I already mentioned the Backyard Brewery that turned out to be the 20 hectolitre pilot brewkit in Carlsberg Sweden’s Falkenberg Brewery. They’d brought over cans of The Bee 17 (Bomble Bee 17 in Sweden) which is allegedly a dry-hopped Pilsner though it’s more like a faintly honeyed Eurolager, and Lawnmower, a sweetish and lightly toasty amber lager. More interesting than macrobrew for sure, but very much a big brewer trying to do crafty.

The one other foreign beer scene I learnt a bit about was Austria, thanks to a chat with Michael of Vienna’s Brew Age. I was intrigued to learn that not only are some of their traditional beer styles different from the German equivalents, but that Austria never had a Beer Purity Law as such. Instead, its brewers are preexhibitotty much in the position that many in the anti-Reinheitsgebot camp want for Germany, which is that if an ingredient’s safe and legal in food, it should be OK in beer too.

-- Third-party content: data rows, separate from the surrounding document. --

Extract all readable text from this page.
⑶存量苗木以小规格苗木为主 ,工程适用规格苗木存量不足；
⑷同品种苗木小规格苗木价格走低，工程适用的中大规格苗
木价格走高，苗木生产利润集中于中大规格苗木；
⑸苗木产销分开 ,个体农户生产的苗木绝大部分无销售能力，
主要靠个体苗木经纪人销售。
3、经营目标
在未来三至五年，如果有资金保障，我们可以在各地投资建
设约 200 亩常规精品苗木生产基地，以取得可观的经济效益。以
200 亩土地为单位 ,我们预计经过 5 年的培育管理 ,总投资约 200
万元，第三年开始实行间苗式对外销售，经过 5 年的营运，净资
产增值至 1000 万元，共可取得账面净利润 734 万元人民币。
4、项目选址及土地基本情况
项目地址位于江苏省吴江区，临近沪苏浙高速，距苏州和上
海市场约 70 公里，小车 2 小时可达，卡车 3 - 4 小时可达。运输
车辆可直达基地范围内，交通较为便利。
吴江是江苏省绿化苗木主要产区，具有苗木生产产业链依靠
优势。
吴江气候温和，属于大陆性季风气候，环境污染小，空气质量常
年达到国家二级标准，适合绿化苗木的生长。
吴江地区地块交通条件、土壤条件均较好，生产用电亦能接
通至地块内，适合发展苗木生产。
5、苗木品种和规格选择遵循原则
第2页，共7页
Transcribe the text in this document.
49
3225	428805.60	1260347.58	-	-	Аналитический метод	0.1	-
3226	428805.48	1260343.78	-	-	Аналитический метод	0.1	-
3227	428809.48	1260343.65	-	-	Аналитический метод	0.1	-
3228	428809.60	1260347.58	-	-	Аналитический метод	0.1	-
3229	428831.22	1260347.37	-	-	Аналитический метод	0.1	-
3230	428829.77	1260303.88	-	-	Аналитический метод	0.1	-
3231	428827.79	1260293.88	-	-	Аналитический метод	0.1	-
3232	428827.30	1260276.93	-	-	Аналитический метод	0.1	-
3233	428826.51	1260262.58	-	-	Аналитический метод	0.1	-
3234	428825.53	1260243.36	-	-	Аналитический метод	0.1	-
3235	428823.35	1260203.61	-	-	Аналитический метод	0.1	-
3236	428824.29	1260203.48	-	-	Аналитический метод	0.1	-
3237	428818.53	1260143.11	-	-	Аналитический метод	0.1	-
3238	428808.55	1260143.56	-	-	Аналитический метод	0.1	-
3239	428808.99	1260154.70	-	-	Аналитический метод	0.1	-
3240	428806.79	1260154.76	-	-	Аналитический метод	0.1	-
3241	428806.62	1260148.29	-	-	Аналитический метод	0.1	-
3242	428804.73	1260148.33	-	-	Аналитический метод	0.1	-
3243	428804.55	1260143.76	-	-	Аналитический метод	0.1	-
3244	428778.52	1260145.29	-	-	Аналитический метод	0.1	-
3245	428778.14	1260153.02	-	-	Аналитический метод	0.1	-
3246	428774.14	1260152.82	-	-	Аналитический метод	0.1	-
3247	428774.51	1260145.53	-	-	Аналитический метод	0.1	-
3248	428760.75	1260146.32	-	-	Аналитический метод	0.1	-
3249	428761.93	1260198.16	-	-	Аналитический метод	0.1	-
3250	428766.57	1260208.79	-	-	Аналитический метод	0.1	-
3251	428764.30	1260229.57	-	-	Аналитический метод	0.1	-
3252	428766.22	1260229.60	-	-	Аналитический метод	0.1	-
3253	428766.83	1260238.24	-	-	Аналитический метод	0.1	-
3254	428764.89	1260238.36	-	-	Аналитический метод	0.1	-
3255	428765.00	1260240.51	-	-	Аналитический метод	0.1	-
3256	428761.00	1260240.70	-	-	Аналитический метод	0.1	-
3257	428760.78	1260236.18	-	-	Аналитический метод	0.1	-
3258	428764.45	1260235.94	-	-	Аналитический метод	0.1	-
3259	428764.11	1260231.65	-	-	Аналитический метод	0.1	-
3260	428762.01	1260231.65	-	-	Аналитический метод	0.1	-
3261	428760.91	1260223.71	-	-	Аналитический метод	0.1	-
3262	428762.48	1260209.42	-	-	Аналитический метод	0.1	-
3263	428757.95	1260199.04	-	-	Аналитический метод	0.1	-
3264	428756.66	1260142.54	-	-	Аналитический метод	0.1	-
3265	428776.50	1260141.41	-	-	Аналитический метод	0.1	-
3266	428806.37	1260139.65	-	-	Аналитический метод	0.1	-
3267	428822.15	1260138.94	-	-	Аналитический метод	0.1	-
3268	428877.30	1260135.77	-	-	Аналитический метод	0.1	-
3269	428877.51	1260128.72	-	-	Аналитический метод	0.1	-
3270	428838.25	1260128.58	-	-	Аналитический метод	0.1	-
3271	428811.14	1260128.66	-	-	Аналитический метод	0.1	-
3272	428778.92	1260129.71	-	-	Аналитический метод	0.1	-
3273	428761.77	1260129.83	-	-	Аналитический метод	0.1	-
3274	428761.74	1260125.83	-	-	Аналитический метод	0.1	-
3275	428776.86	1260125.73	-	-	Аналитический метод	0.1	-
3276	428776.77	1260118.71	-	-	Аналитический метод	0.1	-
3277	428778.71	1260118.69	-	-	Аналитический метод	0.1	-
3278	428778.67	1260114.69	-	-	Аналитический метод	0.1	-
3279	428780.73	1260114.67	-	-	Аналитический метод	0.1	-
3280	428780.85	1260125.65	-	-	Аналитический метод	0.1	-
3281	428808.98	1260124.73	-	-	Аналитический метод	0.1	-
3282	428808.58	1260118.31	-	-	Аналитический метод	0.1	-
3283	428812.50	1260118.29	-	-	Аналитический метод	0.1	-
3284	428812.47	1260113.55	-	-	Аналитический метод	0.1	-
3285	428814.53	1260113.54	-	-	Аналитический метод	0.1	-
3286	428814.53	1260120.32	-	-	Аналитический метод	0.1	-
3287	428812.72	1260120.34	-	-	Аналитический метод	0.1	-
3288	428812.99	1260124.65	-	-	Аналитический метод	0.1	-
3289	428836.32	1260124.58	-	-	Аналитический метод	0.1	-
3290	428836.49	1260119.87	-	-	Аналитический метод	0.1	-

So while artificial additives are banned (and no, I don’t yet know how they’re defined), things like honey and fruit are allowed. Michael said they can even use up to 25% of adjuncts without having to declare it, although he added that most small brewers are proudly all-malt. As in most of central Europe, the craft beer scene there is very young – he reckons it only took off three years ago. Inevitably there’s plenty of beers styled after American IPA and Pale Ale – Brew Age’s Hopfenauflauf (Hop Casserole) was a drinkable and pleasant example of the latter.

They’re also experimenting though. For instance, Brew Age’s excellent Dunkle Materie (Dark Matter) is presented as a Black IPA but comes over more as a hybrid of that and a Munich Dunkel, beautifully rich and marrying its bright hoppiness with roast coffee and dark chocolate.

Amusingly, the last unfamiliar beer to catch my eye as the festival session ended was almost the opposite: Fireweisse is a German style brewed in West Sussex. It’s from Firebird, a brewery that’s only three years old but has a long heritage – it's the latest project of career brewer Bill King, formerly of King & Barnes and then WJ King. Fireweisse’s texture nodded slightly more towards ale (interestingly, this was also true of the American Hefeweizen from Lonerider, mentioned above) but it was otherwise a sehr typisch Hefeweisse, crisp and dry-sweet with banana and bready notes.

So that, mostly, was my time at the London Craft Beer Rising this year. I learnt (and enjoyed it) a lot, with my one caveat being that I was there for the trade session and could not get to one of the public sessions. As a result I found myself wondering (as fellow blogger Sophie Atherton did) whether it would have been as much fun if I was there as a paying punter.

Did you go to one of the public sessions, and if so, what did you think? Were you able to explore and learn, or was it a fight to get to the bar?